Sebaliknya kata karena tidak
mempunyai referen, jadi kata karena termasuk kata yang bermakna nonreferensial.
Dari penjelasan tersebut, maka
dapat kita ambil kesimpulan bahwa makna referensial contohnya adalah
benda-benda konkret (berwujud), sedangkan untuk contoh makna non-referensial adalah
kata-kata yang tidak memiliki referen (gambaran).
3.3
Berdasarkan ada tidaknya nilai rasa pada sebuah kata/leksem dapat
dibedakan adanya :
Makna
Denotatif dan Konotatif
Makna denotatif pada dasarnya sama
dengan makna referensial sebab makna denotatif
lazim diberi penjelasan sebagai makna yang sesuai dengan hasil observasi
menurut penglihatan, penciuman, pendengaran, perasaan, atau pengalaman lainnya. Jadi, makna denotatif ini menyangkut
informasi-informasi faktual objektif. Oleh karena itu, makna denotasi sering
disebut sebagai ‘makna sebenarnya’ (Abdul
Chaer, 1994). Umpama kata perempuan dan
wanita kedua kata itu mempunyai
dua makna yang sama, yaitu ‘manusia
dewasa bukan laki-laki’.
Sebuah kata disebut mempunyai makna
konotatif apabila kata itu mempunyai “nilai rasa”, baik positif maupun negatif.
Jika tidak memiliki nilai rasa maka dikatakan tidak memiliki konotasi.
Tetapi dapat juga disebut berkonotasi netral. Makna konotatif dapat juga
berubah dari waktu ke waktu. Misalnya kata ‘ceramah’ dulu kata ini berkonotasi negatif karena berarti ‘cerewet’, tetapi sekarang konotasinya
positif.
Contoh lain adalah kata kurus, ramping dan kerempeng
(Abdul Chaer 2007). Pada dasarnya ketiga kata tersebut secara denotatif
mempunyai makna yang sama atau bersinonim, tetapi ketiganya memiliki konotasi
yang tidak sama; kurus berkonotasi
netral, ramping berkonotasi positif,
dan kerempeng berkonotasi negatif.
3.4
Berdasarkan ketepatan maknanya dikenal dengan :
Makna Kata
dan Makna Istilah (Makna Umum dan Makna
Khusus)
Setiap kata atau leksem memiliki makna, namun dalam penggunaannya makna
kata itu baru menjadi jelas kalau kata itu sudah berada di dalam konteks
kalimatnya atau konteks situasinya. Berbeda dengan kata, istilah mempunyai makna yang jelas, yang pasti, yang tidak
meragukan, meskipun tanpa konteks kalimat.
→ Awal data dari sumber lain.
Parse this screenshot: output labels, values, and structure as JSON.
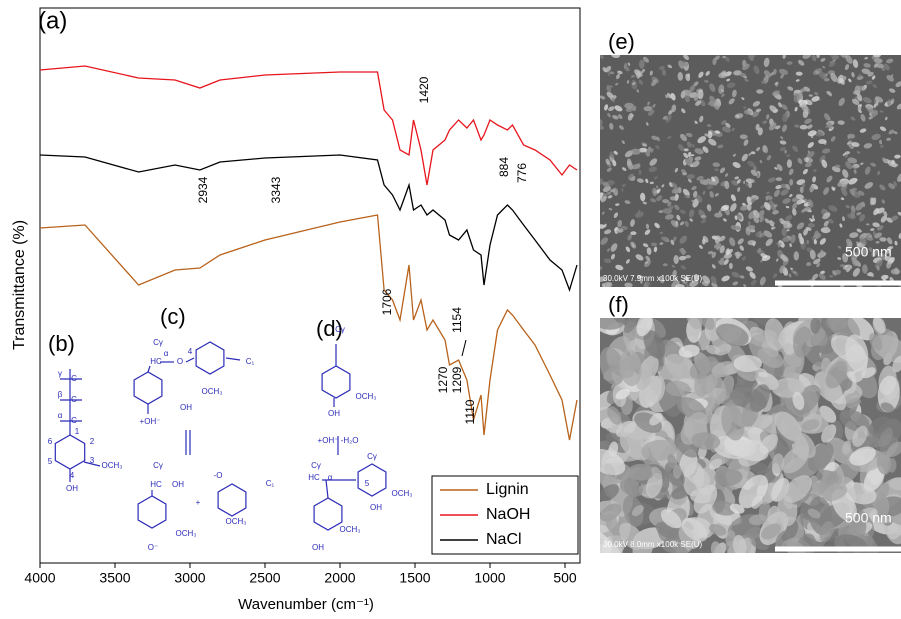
{
  "chart_data": {
    "type": "line",
    "panel_label": "(a)",
    "x_label": "Wavenumber (cm⁻¹)",
    "y_label": "Transmittance (%)",
    "xlim": [
      4000,
      400
    ],
    "xticks": [
      4000,
      3500,
      3000,
      2500,
      2000,
      1500,
      1000,
      500
    ],
    "ylim": [
      0,
      111
    ],
    "legend": "bottom right",
    "x": [
      4000,
      3700,
      3343,
      3100,
      2934,
      2800,
      2500,
      2000,
      1750,
      1706,
      1650,
      1600,
      1540,
      1510,
      1460,
      1420,
      1380,
      1300,
      1270,
      1209,
      1154,
      1110,
      1060,
      1040,
      1000,
      950,
      884,
      850,
      776,
      700,
      600,
      520,
      470,
      420
    ],
    "series": [
      {
        "name": "Lignin",
        "color": "#b8621b",
        "values": [
          67,
          67.6,
          55.6,
          58.6,
          59,
          61.6,
          64.6,
          68.2,
          69.6,
          54.6,
          52.6,
          48.6,
          59.6,
          48.6,
          52.6,
          46.6,
          48.6,
          44.6,
          39.6,
          40.6,
          36.6,
          28.6,
          33.6,
          25.6,
          36.6,
          46.6,
          50.6,
          49.6,
          46.6,
          43.6,
          37.6,
          32.6,
          24.6,
          32.6
        ]
      },
      {
        "name": "NaOH",
        "color": "#e8141c",
        "values": [
          98.6,
          99.4,
          97,
          96.6,
          95,
          96.6,
          97.6,
          98.2,
          98.2,
          90.6,
          88.6,
          82.6,
          81.6,
          88.6,
          82.6,
          75.6,
          82.6,
          84.6,
          86.6,
          88.6,
          87,
          88.6,
          84.6,
          85.6,
          88.6,
          87.6,
          86.6,
          87.6,
          83.6,
          82.6,
          80.6,
          77.6,
          79.6,
          78.6
        ]
      },
      {
        "name": "NaCl",
        "color": "#000000",
        "values": [
          81.6,
          81.2,
          78.2,
          79.6,
          78.6,
          80.2,
          81,
          81.6,
          80.6,
          75.6,
          73.6,
          70.6,
          75.6,
          70.6,
          71.6,
          69.6,
          70.6,
          68.6,
          65.6,
          64.6,
          66.6,
          62.6,
          61.6,
          55.6,
          63.6,
          69.6,
          71.6,
          70.6,
          67.6,
          64.6,
          60.6,
          58.6,
          54.6,
          59.6
        ]
      }
    ],
    "annotations": [
      "3343",
      "2934",
      "1420",
      "884",
      "776",
      "1706",
      "1154",
      "1270",
      "1209",
      "1110"
    ]
  },
  "structures": {
    "b": {
      "label": "(b)",
      "texts": [
        "γ",
        "C",
        "β",
        "C",
        "α",
        "C",
        "1",
        "2",
        "3",
        "4",
        "5",
        "6",
        "OCH₃",
        "OH"
      ]
    },
    "c": {
      "label": "(c)",
      "texts": [
        "Cγ",
        "α",
        "HC",
        "O",
        "4",
        "C₁",
        "OCH₃",
        "OH",
        "+OH⁻",
        "Cγ",
        "HC",
        "OH",
        "OCH₃",
        "O⁻",
        "+",
        "-O",
        "C₁",
        "OCH₃"
      ]
    },
    "d": {
      "label": "(d)",
      "texts": [
        "Cγ",
        "OCH₃",
        "OH",
        "+OH⁻  -H₂O",
        "Cγ",
        "HC",
        "α",
        "5",
        "Cγ",
        "OCH₃",
        "OH",
        "OCH₃",
        "OH"
      ]
    }
  },
  "sem_panels": [
    {
      "label": "(e)",
      "scale": "500 nm",
      "caption": "30.0kV 7.9mm x100k SE(U)"
    },
    {
      "label": "(f)",
      "scale": "500 nm",
      "caption": "30.0kV 8.0mm x100k SE(U)"
    }
  ]
}
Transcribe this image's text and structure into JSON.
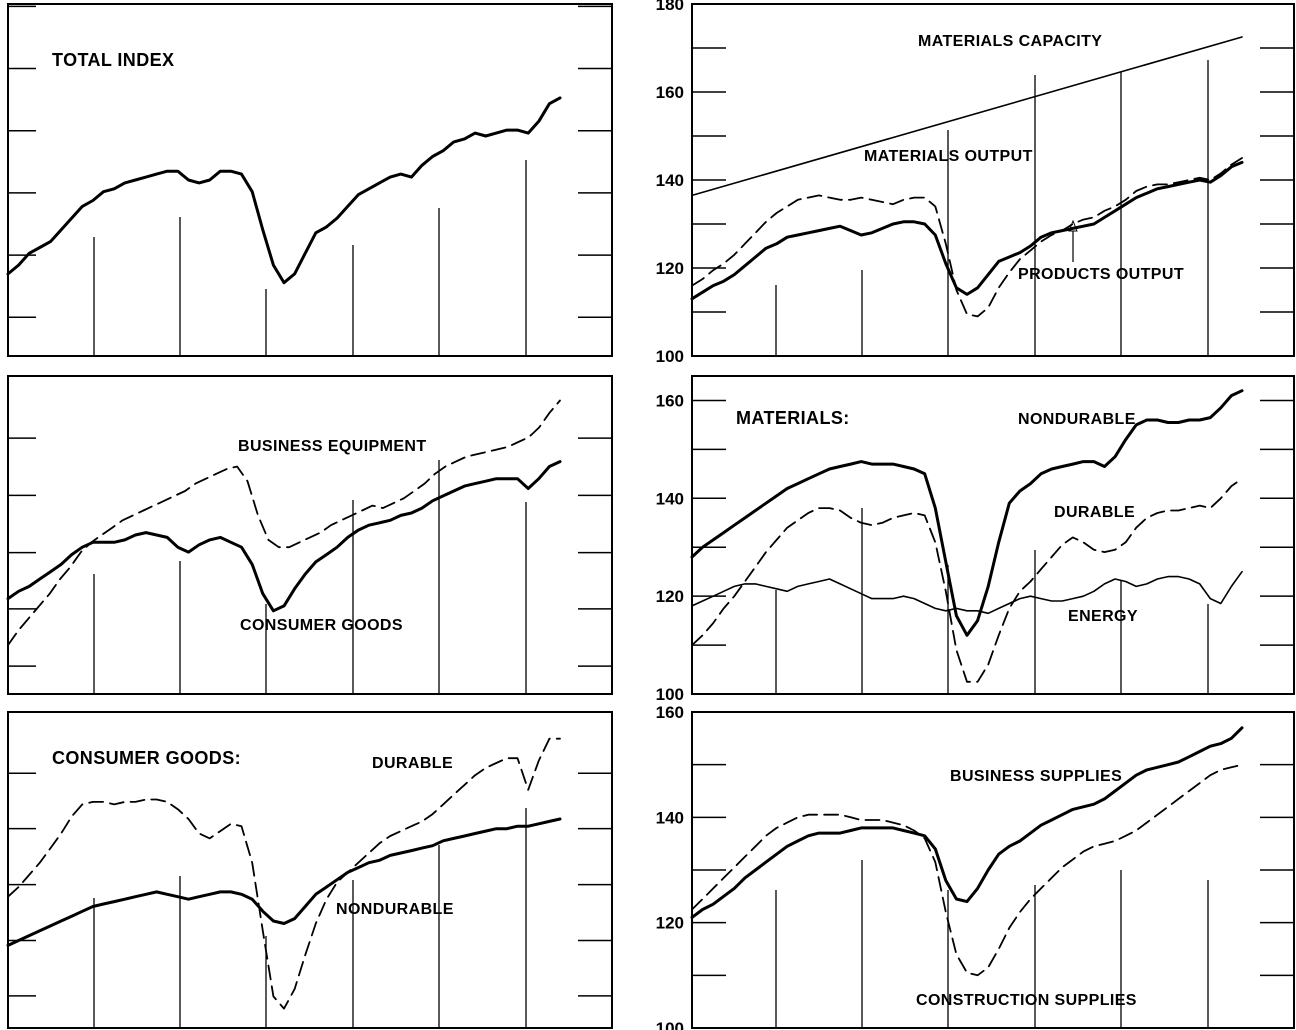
{
  "chart_data": [
    {
      "type": "line",
      "title": "TOTAL INDEX",
      "x_ticks": 6,
      "series": [
        {
          "values": [
            114,
            115.5,
            117.5,
            118.5,
            119.5,
            121.5,
            123.5,
            125.5,
            126.5,
            128,
            128.5,
            129.5,
            130,
            130.5,
            131,
            131.5,
            131.5,
            130,
            129.5,
            130,
            131.5,
            131.5,
            131,
            128,
            121.5,
            115.5,
            112.5,
            114,
            117.5,
            121,
            122,
            123.5,
            125.5,
            127.5,
            128.5,
            129.5,
            130.5,
            131,
            130.5,
            132.5,
            134,
            135,
            136.5,
            137,
            138,
            137.5,
            138,
            138.5,
            138.5,
            138,
            140,
            143,
            144
          ],
          "style": "solid-thick"
        }
      ]
    },
    {
      "type": "line",
      "title": "MATERIALS CAPACITY",
      "y_ticks": [
        "100",
        "120",
        "140",
        "160",
        "180"
      ],
      "ylim": [
        100,
        180
      ],
      "x_ticks": 6,
      "series": [
        {
          "name": "MATERIALS CAPACITY",
          "values": [
            136.5,
            172.5
          ],
          "style": "solid-thin"
        },
        {
          "name": "MATERIALS OUTPUT",
          "values": [
            116,
            117.5,
            119.5,
            121,
            123,
            125.5,
            128,
            130.5,
            132.5,
            134,
            135.5,
            136,
            136.5,
            136,
            135.5,
            135.5,
            136,
            135.5,
            135,
            134.5,
            135.5,
            136,
            136,
            134,
            125.5,
            115,
            109.5,
            109,
            111,
            115.5,
            119,
            122,
            124,
            126,
            127.5,
            128.5,
            130,
            131,
            131.5,
            133,
            134,
            135.5,
            137.5,
            138.5,
            139,
            139,
            139.5,
            140,
            140.5,
            140,
            141.5,
            143.5,
            145
          ],
          "style": "dashed"
        },
        {
          "name": "PRODUCTS OUTPUT",
          "values": [
            113,
            114.5,
            116,
            117,
            118.5,
            120.5,
            122.5,
            124.5,
            125.5,
            127,
            127.5,
            128,
            128.5,
            129,
            129.5,
            128.5,
            127.5,
            128,
            129,
            130,
            130.5,
            130.5,
            130,
            127.5,
            121,
            115.5,
            114,
            115.5,
            118.5,
            121.5,
            122.5,
            123.5,
            125,
            127,
            128,
            128.5,
            129,
            129.5,
            130,
            131.5,
            133,
            134.5,
            136,
            137,
            138,
            138.5,
            139,
            139.5,
            140,
            139.5,
            141,
            143,
            144
          ],
          "style": "solid-thick"
        }
      ],
      "annotations": [
        "PRODUCTS OUTPUT"
      ]
    },
    {
      "type": "line",
      "title": "",
      "x_ticks": 6,
      "series": [
        {
          "name": "BUSINESS EQUIPMENT",
          "values": [
            110,
            113,
            115.5,
            118,
            120.5,
            123.5,
            126,
            129,
            131,
            132.5,
            134,
            135.5,
            136.5,
            137.5,
            138.5,
            139.5,
            140.5,
            141.5,
            143,
            144,
            145,
            146,
            146.5,
            143.5,
            136.5,
            131.5,
            130,
            130,
            131,
            132,
            133,
            134.5,
            135.5,
            136.5,
            137.5,
            138.5,
            138,
            139,
            140,
            141.5,
            143,
            145,
            146.5,
            147.5,
            148.5,
            149,
            149.5,
            150,
            150.5,
            151.5,
            152.5,
            154.5,
            157.5,
            160
          ],
          "style": "dashed"
        },
        {
          "name": "CONSUMER GOODS",
          "values": [
            119.5,
            121,
            122,
            123.5,
            125,
            126.5,
            128.5,
            130,
            131,
            131,
            131,
            131.5,
            132.5,
            133,
            132.5,
            132,
            130,
            129,
            130.5,
            131.5,
            132,
            131,
            130,
            126.5,
            120.5,
            117,
            118,
            121.5,
            124.5,
            127,
            128.5,
            130,
            132,
            133.5,
            134.5,
            135,
            135.5,
            136.5,
            137,
            138,
            139.5,
            140.5,
            141.5,
            142.5,
            143,
            143.5,
            144,
            144,
            144,
            142,
            144,
            146.5,
            147.5
          ],
          "style": "solid-thick"
        }
      ]
    },
    {
      "type": "line",
      "title": "MATERIALS:",
      "y_ticks": [
        "100",
        "120",
        "140",
        "160"
      ],
      "ylim": [
        100,
        165
      ],
      "x_ticks": 6,
      "series": [
        {
          "name": "NONDURABLE",
          "values": [
            128,
            130,
            131.5,
            133,
            134.5,
            136,
            137.5,
            139,
            140.5,
            142,
            143,
            144,
            145,
            146,
            146.5,
            147,
            147.5,
            147,
            147,
            147,
            146.5,
            146,
            145,
            138,
            127,
            116,
            112,
            115,
            122,
            131,
            139,
            141.5,
            143,
            145,
            146,
            146.5,
            147,
            147.5,
            147.5,
            146.5,
            148.5,
            152,
            155,
            156,
            156,
            155.5,
            155.5,
            156,
            156,
            156.5,
            158.5,
            161,
            162
          ],
          "style": "solid-thick"
        },
        {
          "name": "DURABLE",
          "values": [
            110,
            112,
            114.5,
            117.5,
            120,
            123,
            126,
            129,
            131.5,
            134,
            135.5,
            137,
            138,
            138,
            137.5,
            136,
            135,
            134.5,
            135,
            136,
            136.5,
            137,
            136.5,
            131,
            121,
            109,
            102.5,
            102.5,
            106,
            112,
            117.5,
            121,
            123,
            125.5,
            128,
            130.5,
            132,
            131,
            129.5,
            129,
            129.5,
            131,
            134,
            136,
            137,
            137.5,
            137.5,
            138,
            138.5,
            138,
            140,
            142.5,
            144
          ],
          "style": "dashed"
        },
        {
          "name": "ENERGY",
          "values": [
            118,
            119,
            120,
            121,
            122,
            122.5,
            122.5,
            122,
            121.5,
            121,
            122,
            122.5,
            123,
            123.5,
            122.5,
            121.5,
            120.5,
            119.5,
            119.5,
            119.5,
            120,
            119.5,
            118.5,
            117.5,
            117,
            117.5,
            117,
            117,
            116.5,
            117.5,
            118.5,
            119.5,
            120,
            119.5,
            119,
            119,
            119.5,
            120,
            121,
            122.5,
            123.5,
            123,
            122,
            122.5,
            123.5,
            124,
            124,
            123.5,
            122.5,
            119.5,
            118.5,
            122,
            125
          ],
          "style": "solid-thin"
        }
      ]
    },
    {
      "type": "line",
      "title": "CONSUMER GOODS:",
      "x_ticks": 6,
      "series": [
        {
          "name": "DURABLE",
          "values": [
            127,
            129,
            131.5,
            134,
            137,
            140,
            143.5,
            146,
            146.5,
            146.5,
            146,
            146.5,
            146.5,
            147,
            147,
            146.5,
            145,
            143,
            140,
            139,
            140.5,
            142,
            141.5,
            134,
            120,
            106.5,
            104,
            108,
            115,
            121.5,
            126.5,
            130,
            132,
            134,
            136,
            138,
            139.5,
            140.5,
            141.5,
            142.5,
            144,
            146,
            148,
            150,
            152,
            153.5,
            154.5,
            155.5,
            155.5,
            149,
            155,
            159.5,
            159.5
          ],
          "style": "dashed"
        },
        {
          "name": "NONDURABLE",
          "values": [
            117,
            118,
            119,
            120,
            121,
            122,
            123,
            124,
            125,
            125.5,
            126,
            126.5,
            127,
            127.5,
            128,
            127.5,
            127,
            126.5,
            127,
            127.5,
            128,
            128,
            127.5,
            126.5,
            124,
            122,
            121.5,
            122.5,
            125,
            127.5,
            129,
            130.5,
            132,
            133,
            134,
            134.5,
            135.5,
            136,
            136.5,
            137,
            137.5,
            138.5,
            139,
            139.5,
            140,
            140.5,
            141,
            141,
            141.5,
            141.5,
            142,
            142.5,
            143
          ],
          "style": "solid-thick"
        }
      ]
    },
    {
      "type": "line",
      "title": "",
      "y_ticks": [
        "100",
        "120",
        "140",
        "160"
      ],
      "ylim": [
        100,
        160
      ],
      "x_ticks": 6,
      "series": [
        {
          "name": "BUSINESS SUPPLIES",
          "values": [
            121,
            122.5,
            123.5,
            125,
            126.5,
            128.5,
            130,
            131.5,
            133,
            134.5,
            135.5,
            136.5,
            137,
            137,
            137,
            137.5,
            138,
            138,
            138,
            138,
            137.5,
            137,
            136.5,
            134,
            128,
            124.5,
            124,
            126.5,
            130,
            133,
            134.5,
            135.5,
            137,
            138.5,
            139.5,
            140.5,
            141.5,
            142,
            142.5,
            143.5,
            145,
            146.5,
            148,
            149,
            149.5,
            150,
            150.5,
            151.5,
            152.5,
            153.5,
            154,
            155,
            157
          ],
          "style": "solid-thick"
        },
        {
          "name": "CONSTRUCTION SUPPLIES",
          "values": [
            122.5,
            124.5,
            126.5,
            128.5,
            130.5,
            132.5,
            134.5,
            136.5,
            138,
            139,
            140,
            140.5,
            140.5,
            140.5,
            140.5,
            140,
            139.5,
            139.5,
            139.5,
            139,
            138.5,
            137.5,
            136,
            131.5,
            122,
            114,
            110.5,
            110,
            111.5,
            115,
            119,
            122,
            124.5,
            126.5,
            128.5,
            130.5,
            132,
            133.5,
            134.5,
            135,
            135.5,
            136.5,
            137.5,
            139,
            140.5,
            142,
            143.5,
            145,
            146.5,
            148,
            149,
            149.5,
            150
          ],
          "style": "dashed"
        }
      ]
    }
  ]
}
Oleh karena itu sering dikatakan
bahwa istilah itu
bebas konteks. Hanya perlu diingat bahwa sebuah istilah hanya digunakan pada
bidang keilmuan atau kegiatan tertentu. Perbedaan antara makna kata dan
istilah dapat dilihat dari contoh berikut :
(1) Tangannya luka kena pecahan kaca.
(2) Lengannya luka kena pecahan kaca.
Kata tangan dan lengan pada kedua kalimat di atas adalah bersinonim atau
bermakna sama. Namun dalam bidang kedokteran kedua kata itu memiliki makna yang
berbeda. (1) Tangan bermakna
bagian dari pergelangan sampai ke jari tangan, sedangkan (2) lengan
adalah bagian dari pergelangan sampai ke
pangkal bahu.
Contoh lain adalah kuping dan telinga (Abdul Chaer 2007). Dalam bahasa umum kedua kata itu
merupakan dua kata yang bersinonim, dan oleh karena itu sering dipertukarkan.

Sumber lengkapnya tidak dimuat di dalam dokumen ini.